Making it all the more tempting has been the current 2-1-1 stretch in which the Habs beat Anaheim and Ottawa, were victimized mostly by Plekanec penalties in a 5-3 loss against surging Philly, and outplayed the mighty Predators in Subban’s return, only to lose in the shootout. A four-game trip beginning this week may tell Bergevin more, but the Habs do not look like a team that has given up.

“We keep battling, you can’t take that away from us,” said Pacioretty, while waiting to be taken away himself to a contender. “We’ve got some guys out, some guys playing positions they don’t normally play. Guys are punching in and giving our team a chance to win games.”
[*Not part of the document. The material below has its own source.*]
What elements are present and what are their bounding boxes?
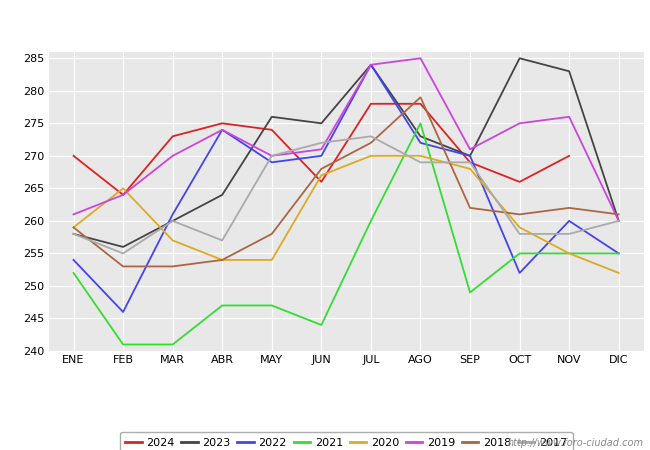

With Weber out, Jeff Petry and Mete have responded to greater responsibilities. Lehkonen stripped Jake Voracek and scored a pretty shorthanded breakaway goal in Philly. He has five points in his last three games for a club 27th in scoring despite an eighth- ranked power play,

“Winning battles has been one of our challenges,” says Coach Claude Julien. “We’ve talked about that since the beginning of the year.

“We’ve gotten a little better but we have to be better than that. You bring in guys like Scherbak, who have a little more size, and you hope you are going to win more battles. It’s about being smart, but it also helps to be big and strong.”

Might the fans be big about accepting a painful start-over? Could Julien, a coach with winning and teaching credentials, have a strong-enough cache to survive it?

“Once again, we’re close but we’re not good enough,” said Julien after the Canadiens came from behind twice and almost a third time before Ivan Provorov hit the empty net for Philadelphia. “We’re always missing a little something.

“There are games when there’s little mistakes here and there that cost us. That’s what we need to limit and correct.”

Goaltending does that to a degree, but if the world-class Price (2.92 and .907) is not the problem, he hasn’t been the solution, either. The Canadiens need a power forward plus the strength of their convictions that they need to sell players and a new plan to their fans. Both are tough sledding in a city that cares so much, it would not care to see the team of Richard, Beliveau, Lafleur and 23 Cups go into any hibernation from gratification.

So should Bergevin, who apparently will survive into next season, buy, sell, or take the clearly most popular option–resign in shame? As the deadline fast approaches, the GM of still the most celebrated franchise in hockey history is also ranked No. 1 among all persons you wouldn’t want to be.